Vagnur Mortensen

Personal information
- Full name: Vagnur Mohr Mortensen
- Date of birth: 10 February 1983 (age 42)
- Place of birth: Faroe Islands
- Height: 1.80 m (5 ft 11 in)
- Position(s): Defender

Youth career
- HB Tórshavn

Senior career*
- Years: Team / Apps / (Gls)
- 1999–2012: HB Tórshavn / 155 / (12)
- 2007: → AB (loan) / 1 / (0)

International career
- 2004–2010: Faroe Islands / 4 / (0)

= Vagnur Mohr Mortensen =

Faroese footballer

Vagnur Mohr Mortensen (born 10 February 1983) is a Faroese retired footballer who played for HB Tórshavn.
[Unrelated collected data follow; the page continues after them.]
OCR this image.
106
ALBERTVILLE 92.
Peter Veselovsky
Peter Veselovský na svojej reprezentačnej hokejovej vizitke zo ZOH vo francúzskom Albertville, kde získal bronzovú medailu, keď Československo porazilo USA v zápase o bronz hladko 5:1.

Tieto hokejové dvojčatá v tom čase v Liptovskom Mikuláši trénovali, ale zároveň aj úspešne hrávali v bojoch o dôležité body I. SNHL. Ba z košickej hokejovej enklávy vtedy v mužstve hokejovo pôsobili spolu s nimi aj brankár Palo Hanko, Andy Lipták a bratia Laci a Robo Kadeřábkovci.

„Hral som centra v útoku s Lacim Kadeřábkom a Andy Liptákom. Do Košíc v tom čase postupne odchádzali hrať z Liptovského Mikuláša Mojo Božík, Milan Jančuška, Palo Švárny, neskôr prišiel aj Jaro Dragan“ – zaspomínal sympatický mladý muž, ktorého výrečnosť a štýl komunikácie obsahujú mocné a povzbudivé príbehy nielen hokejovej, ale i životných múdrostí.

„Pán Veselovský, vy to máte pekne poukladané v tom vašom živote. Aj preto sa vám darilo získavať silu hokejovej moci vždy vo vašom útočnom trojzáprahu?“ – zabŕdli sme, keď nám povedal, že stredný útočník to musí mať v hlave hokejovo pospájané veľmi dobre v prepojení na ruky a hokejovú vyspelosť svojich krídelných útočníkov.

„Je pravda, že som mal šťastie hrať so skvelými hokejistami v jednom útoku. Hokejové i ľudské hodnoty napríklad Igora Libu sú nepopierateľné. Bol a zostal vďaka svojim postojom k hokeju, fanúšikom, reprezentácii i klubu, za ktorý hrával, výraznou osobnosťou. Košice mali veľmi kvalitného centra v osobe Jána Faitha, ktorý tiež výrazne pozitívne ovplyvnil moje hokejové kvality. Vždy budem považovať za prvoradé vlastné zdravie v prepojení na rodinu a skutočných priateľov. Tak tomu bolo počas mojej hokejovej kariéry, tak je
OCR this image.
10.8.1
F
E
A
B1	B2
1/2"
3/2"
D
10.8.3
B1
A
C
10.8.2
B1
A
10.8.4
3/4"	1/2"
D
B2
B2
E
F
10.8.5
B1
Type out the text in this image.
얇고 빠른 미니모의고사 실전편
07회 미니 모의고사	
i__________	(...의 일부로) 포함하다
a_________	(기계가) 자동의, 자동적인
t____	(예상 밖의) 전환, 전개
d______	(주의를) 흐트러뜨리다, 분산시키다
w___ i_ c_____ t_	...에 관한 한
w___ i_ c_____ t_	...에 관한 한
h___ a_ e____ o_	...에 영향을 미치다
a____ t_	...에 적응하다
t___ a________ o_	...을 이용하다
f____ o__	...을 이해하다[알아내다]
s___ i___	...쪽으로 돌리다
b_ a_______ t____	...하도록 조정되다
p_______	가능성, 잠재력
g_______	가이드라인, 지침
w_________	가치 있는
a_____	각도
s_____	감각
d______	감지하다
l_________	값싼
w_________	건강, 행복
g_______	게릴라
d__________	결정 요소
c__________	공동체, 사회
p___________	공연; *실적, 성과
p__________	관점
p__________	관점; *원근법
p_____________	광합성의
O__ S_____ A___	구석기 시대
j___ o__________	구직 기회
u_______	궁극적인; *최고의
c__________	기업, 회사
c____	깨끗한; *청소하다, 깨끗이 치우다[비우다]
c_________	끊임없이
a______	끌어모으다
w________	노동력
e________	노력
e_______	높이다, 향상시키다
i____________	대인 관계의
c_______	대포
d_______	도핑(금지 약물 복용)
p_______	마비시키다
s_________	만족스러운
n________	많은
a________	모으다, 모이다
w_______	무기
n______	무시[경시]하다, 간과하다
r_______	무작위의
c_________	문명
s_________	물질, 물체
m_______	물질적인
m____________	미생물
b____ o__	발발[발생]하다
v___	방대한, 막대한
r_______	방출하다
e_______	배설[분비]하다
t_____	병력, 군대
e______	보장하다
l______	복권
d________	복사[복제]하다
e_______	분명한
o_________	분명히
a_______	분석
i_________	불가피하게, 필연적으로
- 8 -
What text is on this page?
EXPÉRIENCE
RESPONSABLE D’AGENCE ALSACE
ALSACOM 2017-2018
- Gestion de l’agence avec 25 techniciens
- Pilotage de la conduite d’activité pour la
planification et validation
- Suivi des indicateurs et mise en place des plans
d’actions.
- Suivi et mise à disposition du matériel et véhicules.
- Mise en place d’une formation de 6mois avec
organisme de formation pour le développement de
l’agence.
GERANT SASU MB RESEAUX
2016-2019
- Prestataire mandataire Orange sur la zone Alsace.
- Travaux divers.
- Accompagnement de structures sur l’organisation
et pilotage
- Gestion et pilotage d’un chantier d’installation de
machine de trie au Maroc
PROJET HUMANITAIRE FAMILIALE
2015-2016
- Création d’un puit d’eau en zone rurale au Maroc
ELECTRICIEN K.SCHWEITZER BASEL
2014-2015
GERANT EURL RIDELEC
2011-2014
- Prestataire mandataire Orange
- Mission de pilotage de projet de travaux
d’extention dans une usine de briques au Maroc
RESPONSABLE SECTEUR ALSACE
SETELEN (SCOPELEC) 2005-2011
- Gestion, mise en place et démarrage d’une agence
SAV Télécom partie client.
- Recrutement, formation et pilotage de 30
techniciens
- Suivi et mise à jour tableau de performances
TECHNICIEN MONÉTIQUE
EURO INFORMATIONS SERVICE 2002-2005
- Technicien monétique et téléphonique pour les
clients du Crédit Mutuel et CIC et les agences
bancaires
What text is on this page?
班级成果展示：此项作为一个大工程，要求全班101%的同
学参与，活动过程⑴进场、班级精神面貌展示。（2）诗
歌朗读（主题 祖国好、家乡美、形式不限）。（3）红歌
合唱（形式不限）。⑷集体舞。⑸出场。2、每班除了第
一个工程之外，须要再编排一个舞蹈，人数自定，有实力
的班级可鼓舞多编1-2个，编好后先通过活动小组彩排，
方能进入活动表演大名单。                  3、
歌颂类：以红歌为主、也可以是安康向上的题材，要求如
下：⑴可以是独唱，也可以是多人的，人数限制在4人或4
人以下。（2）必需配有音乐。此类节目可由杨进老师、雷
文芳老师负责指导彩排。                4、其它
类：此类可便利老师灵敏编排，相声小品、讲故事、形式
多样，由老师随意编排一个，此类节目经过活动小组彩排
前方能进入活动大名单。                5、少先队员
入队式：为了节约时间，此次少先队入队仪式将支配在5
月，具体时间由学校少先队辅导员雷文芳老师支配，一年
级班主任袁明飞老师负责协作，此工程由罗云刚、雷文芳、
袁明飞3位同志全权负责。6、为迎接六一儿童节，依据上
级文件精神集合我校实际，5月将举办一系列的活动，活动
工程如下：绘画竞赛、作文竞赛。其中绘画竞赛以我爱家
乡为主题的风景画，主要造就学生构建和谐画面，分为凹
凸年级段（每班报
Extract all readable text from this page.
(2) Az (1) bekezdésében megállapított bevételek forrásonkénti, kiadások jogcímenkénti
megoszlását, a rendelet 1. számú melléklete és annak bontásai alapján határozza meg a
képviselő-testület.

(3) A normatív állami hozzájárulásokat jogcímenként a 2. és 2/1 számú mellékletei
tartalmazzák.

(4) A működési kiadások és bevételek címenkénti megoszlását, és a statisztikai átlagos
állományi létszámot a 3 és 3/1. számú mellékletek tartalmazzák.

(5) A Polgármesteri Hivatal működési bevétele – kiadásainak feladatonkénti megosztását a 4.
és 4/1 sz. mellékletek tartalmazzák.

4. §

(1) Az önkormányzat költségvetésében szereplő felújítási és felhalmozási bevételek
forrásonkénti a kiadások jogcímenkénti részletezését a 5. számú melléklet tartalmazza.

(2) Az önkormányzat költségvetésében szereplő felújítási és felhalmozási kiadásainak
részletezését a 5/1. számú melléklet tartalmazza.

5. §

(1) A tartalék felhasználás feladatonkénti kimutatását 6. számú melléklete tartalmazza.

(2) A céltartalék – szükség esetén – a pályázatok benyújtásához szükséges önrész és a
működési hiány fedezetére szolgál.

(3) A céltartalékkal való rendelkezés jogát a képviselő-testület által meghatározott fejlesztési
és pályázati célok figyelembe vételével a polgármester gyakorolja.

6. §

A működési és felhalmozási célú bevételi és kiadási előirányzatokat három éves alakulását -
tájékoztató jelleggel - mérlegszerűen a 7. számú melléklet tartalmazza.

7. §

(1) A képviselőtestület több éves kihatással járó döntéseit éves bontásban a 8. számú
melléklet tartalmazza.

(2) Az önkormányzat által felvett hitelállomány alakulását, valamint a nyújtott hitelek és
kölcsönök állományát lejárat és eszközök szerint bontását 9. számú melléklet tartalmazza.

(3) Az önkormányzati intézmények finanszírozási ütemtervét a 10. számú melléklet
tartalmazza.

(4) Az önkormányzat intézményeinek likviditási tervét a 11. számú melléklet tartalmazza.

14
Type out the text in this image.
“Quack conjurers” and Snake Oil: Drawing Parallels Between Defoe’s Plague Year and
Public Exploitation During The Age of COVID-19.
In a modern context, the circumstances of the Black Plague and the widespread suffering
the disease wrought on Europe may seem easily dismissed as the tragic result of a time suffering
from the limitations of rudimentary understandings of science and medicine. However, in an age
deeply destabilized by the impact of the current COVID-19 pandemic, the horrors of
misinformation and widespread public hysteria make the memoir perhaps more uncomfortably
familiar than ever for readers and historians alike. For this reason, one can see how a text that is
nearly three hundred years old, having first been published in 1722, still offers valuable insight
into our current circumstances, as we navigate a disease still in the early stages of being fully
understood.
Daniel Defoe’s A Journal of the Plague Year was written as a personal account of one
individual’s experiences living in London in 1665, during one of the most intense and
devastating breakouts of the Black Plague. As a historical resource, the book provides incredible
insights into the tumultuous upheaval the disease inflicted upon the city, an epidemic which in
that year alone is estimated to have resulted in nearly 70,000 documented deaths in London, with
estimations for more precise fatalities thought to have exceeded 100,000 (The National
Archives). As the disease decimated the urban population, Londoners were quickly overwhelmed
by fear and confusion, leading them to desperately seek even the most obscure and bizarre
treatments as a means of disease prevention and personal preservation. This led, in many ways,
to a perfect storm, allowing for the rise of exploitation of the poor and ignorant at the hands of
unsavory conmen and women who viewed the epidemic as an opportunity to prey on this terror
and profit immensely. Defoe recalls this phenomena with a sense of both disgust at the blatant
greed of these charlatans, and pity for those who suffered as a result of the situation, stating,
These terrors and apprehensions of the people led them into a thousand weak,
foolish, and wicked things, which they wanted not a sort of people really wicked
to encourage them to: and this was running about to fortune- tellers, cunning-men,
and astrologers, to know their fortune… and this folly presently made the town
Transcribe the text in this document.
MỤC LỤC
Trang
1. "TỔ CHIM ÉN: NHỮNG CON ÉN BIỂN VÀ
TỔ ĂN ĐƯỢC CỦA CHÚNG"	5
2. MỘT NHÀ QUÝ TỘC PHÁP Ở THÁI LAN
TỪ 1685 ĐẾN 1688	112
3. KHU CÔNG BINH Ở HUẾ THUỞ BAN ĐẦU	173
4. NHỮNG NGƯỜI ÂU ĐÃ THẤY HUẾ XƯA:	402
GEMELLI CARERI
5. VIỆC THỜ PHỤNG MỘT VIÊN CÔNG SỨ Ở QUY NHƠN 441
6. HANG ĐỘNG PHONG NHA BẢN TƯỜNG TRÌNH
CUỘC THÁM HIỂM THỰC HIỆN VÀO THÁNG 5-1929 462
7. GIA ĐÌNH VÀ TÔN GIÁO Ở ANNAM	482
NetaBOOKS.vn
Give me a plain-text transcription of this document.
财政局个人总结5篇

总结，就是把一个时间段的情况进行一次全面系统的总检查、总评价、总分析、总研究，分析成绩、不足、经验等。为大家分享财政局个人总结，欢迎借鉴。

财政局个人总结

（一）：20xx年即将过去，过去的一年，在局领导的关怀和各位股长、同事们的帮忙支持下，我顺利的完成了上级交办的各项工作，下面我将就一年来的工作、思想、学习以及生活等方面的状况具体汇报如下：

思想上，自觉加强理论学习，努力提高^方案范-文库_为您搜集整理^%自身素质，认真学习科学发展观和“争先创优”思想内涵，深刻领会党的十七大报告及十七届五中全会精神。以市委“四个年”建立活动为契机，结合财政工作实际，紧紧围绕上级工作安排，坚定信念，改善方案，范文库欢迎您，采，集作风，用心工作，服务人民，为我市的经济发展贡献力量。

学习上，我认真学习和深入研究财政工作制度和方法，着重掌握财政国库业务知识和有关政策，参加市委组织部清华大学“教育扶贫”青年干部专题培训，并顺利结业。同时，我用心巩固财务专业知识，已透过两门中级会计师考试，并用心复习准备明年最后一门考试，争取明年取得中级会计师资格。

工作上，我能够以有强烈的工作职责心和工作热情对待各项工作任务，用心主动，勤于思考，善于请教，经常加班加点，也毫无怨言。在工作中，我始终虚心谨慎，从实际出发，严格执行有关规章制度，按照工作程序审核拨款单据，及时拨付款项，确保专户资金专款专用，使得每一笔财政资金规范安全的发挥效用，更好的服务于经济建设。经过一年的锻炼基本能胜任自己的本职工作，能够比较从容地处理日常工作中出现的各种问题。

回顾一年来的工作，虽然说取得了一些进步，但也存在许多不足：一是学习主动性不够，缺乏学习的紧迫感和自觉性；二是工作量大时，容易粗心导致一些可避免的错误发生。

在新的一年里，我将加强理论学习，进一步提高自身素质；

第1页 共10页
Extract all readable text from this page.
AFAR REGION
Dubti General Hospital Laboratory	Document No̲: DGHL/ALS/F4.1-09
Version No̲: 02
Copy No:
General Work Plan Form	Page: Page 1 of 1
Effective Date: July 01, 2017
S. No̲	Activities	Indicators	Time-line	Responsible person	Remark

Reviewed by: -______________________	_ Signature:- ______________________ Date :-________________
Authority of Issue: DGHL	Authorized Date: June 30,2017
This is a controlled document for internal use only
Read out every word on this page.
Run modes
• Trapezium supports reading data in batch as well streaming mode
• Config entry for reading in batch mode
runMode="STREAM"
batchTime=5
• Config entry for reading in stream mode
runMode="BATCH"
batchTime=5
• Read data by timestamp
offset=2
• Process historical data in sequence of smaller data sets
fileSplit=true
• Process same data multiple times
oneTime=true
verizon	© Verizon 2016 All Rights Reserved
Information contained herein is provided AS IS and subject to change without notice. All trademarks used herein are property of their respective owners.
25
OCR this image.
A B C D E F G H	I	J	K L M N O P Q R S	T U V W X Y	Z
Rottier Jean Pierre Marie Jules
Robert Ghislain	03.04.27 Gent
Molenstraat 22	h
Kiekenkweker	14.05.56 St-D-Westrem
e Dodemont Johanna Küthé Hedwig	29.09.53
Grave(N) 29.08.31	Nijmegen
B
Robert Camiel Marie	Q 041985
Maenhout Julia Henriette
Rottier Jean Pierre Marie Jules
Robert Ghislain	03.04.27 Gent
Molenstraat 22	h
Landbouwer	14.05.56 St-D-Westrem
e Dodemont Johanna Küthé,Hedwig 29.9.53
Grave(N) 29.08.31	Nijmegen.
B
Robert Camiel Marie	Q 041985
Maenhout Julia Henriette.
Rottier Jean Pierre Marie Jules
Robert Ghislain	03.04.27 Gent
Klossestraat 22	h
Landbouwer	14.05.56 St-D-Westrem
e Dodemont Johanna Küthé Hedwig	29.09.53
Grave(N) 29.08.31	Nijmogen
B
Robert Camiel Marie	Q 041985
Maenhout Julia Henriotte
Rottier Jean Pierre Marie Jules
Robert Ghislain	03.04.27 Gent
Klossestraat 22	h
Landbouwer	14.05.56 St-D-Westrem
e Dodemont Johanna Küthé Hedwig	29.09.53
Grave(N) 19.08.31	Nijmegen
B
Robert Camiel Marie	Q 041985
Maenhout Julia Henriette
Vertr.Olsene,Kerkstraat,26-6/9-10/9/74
He played at HB for his whole career and was capped by the Faroe Islands 4 times.
He played as a defender.

==Club career==
Mortensen made his senior debut in 1999 and won 4 league titles with HB until his retirement in 2012. In 2006, he scored an 89th-minute goal on the final day of the season which helped win HB the league title with minutes to spare.

In August 2012, during a win over rivals B36 Tórshavn, he suffered a broken fibula and announced his retirement from football shortly afterwards. His shinbone was damaged so badly that he wouldn't be able to play football at a high level again.
In total, he made 156 appearances for HB in the top division also scoring 12 goals.

==International career==
Mortensen has been capped with the Faroe Islands four times.